Up to 300 New Zealand BankDirect customers were presented with a security alert when they visited the bank's website earlier this month - and all but one dismissed the warning and carried on with their banking.
The bank's logs show about 300 customers used the single affected server during the 11-hour period when the certificate was out of date and only one backed out of the page, says Clayton Wakefield, head of technology for BankDirect owner ASB.
Peter Benson, chief executive of Auckland-based Security-Assessment.com, says he is "not at all surprised" at the statistics. "In my experience, the single weakest point in the chain of [computer] security is the space between the keyboard and the floor."
A lot more education of users in responding appropriately to security alerts is needed, he says.
That said, an expired security certificate probably does not represent a great risk in itself, Benson says. It's most likely someone in the organisation just forgot to do the regular update, as was the case at BankDirect.

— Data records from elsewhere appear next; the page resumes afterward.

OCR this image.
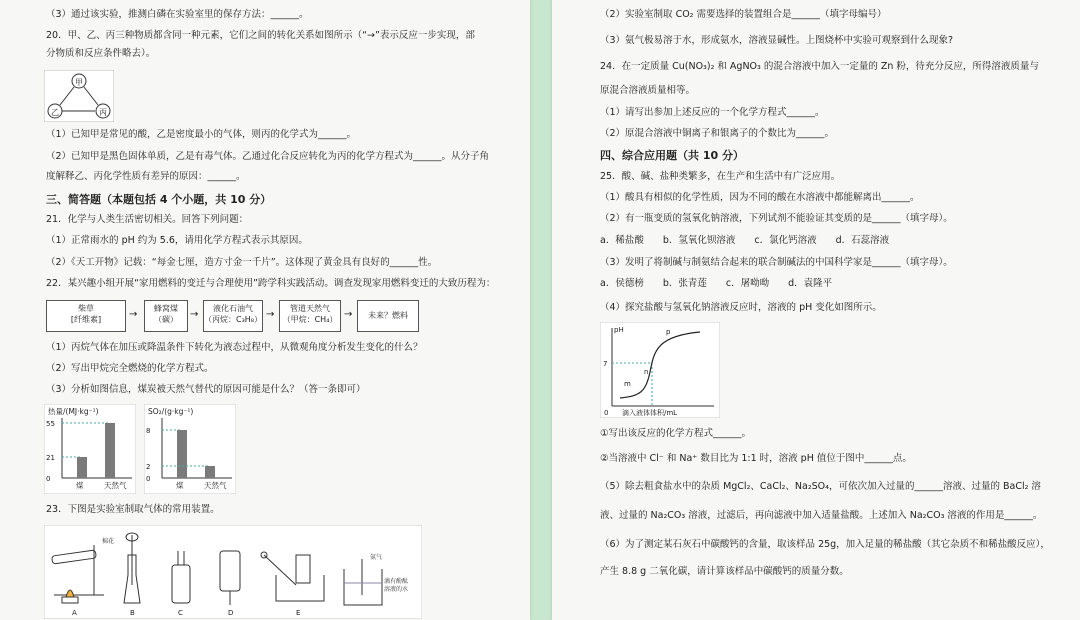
（3）通过该实验，推测白磷在实验室里的保存方法：______。
20．甲、乙、丙三种物质都含同一种元素，它们之间的转化关系如图所示（“→”表示反应一步实现，部
分物质和反应条件略去）。
甲
乙	丙
（1）已知甲是常见的酸，乙是密度最小的气体，则丙的化学式为______。
（2）已知甲是黑色固体单质，乙是有毒气体。乙通过化合反应转化为丙的化学方程式为______。从分子角
度解释乙、丙化学性质有差异的原因：______。
三、简答题（本题包括 4 个小题，共 10 分）
21．化学与人类生活密切相关。回答下列问题：
（1）正常雨水的 pH 约为 5.6，请用化学方程式表示其原因。
（2）《天工开物》记载：“每金七厘，造方寸金一千片”。这体现了黄金具有良好的______性。
22．某兴趣小组开展“家用燃料的变迁与合理使用”跨学科实践活动。调查发现家用燃料变迁的大致历程为：
柴草
[纤维素]	→
蜂窝煤
（碳）	→
液化石油气
（丙烷：C₃H₈） →
管道天然气
（甲烷：CH₄） →	未来？燃料
（1）丙烷气体在加压或降温条件下转化为液态过程中，从微观角度分析发生变化的什么？
（2）写出甲烷完全燃烧的化学方程式。
（3）分析如图信息，煤炭被天然气替代的原因可能是什么？（答一条即可）
热量/(MJ·kg⁻¹)
煤	天然气
55
21
0
SO₂/(g·kg⁻¹)
煤	天然气
8
2
0
23．下图是实验室制取气体的常用装置。
棉花
氨气
滴有酚酞
溶液的水
A	B	C	D	E
（2）实验室制取 CO₂ 需要选择的装置组合是______（填字母编号）
（3）氨气极易溶于水，形成氨水，溶液显碱性。上图烧杯中实验可观察到什么现象?
24．在一定质量 Cu(NO₃)₂ 和 AgNO₃ 的混合溶液中加入一定量的 Zn 粉，待充分反应，所得溶液质量与
原混合溶液质量相等。
（1）请写出参加上述反应的一个化学方程式______。
（2）原混合溶液中铜离子和银离子的个数比为______。
四、综合应用题（共 10 分）
25．酸、碱、盐种类繁多，在生产和生活中有广泛应用。
（1）酸具有相似的化学性质，因为不同的酸在水溶液中都能解离出______。
（2）有一瓶变质的氢氧化钠溶液，下列试剂不能验证其变质的是______（填字母）。
a．稀盐酸　　b．氢氧化钡溶液　　c．氯化钙溶液　　d．石蕊溶液
（3）发明了将制碱与制氨结合起来的联合制碱法的中国科学家是______（填字母）。
a．侯德榜　　b．张青莲　　c．屠呦呦　　d．袁隆平
（4）探究盐酸与氢氧化钠溶液反应时，溶液的 pH 变化如图所示。
pH
7
0 滴入液体体积/mL
m
n
p
①写出该反应的化学方程式______。
②当溶液中 Cl⁻ 和 Na⁺ 数目比为 1:1 时，溶液 pH 值位于图中______点。
（5）除去粗食盐水中的杂质 MgCl₂、CaCl₂、Na₂SO₄，可依次加入过量的______溶液、过量的 BaCl₂ 溶
液、过量的 Na₂CO₃ 溶液，过滤后，再向滤液中加入适量盐酸。上述加入 Na₂CO₃ 溶液的作用是______。
（6）为了测定某石灰石中碳酸钙的含量，取该样品 25g，加入足量的稀盐酸（其它杂质不和稀盐酸反应），
产生 8.8 g 二氧化碳，请计算该样品中碳酸钙的质量分数。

In a worst-case scenario, he says, such a warning may be connected with a sophisticated phishing or pharming attack aided by DNS "cache poisoning". Here malicious hackers use a DNS server they control to feed erroneous information to other DNS servers. A user relying on a poisoned DNS server to manage their web surfing requests might find that entering the URL of a well-known website directs them to an unexpected or malicious web page.
The main risk such a fault indicates is social and educational, not technical, Benson says. The kind of person who thoughtlessly clicks away an expired-certificate warning is likely to indulge in more risky behaviour, such as visiting a fraudulent website whose URL is included in an email and disclosing confidential information such as an account number.
Peter Muggleston, group manager of ASB Online, is also not surprised by the figures, but doesn't see it as a reason to worry about users' lack of caution. The certificate was only one day past expiry, he notes, and all its other details were valid. "We don't know how many customers just clicked the warning away because they didn't know what it was, and how many looked at it and made a considered judgement that the mistake didn't reflect anything serious. And we wouldn't know that without calling every one of the 300 and interviewing them.
"It's not a good look for us," he concedes, "and we'd always like our customers to be cautious", but users made the right decision in this case and most probably thought before acting.
It's also possible that some users did not even see the warning, because some browsers configured with a low security setting will not warn of expired certificates.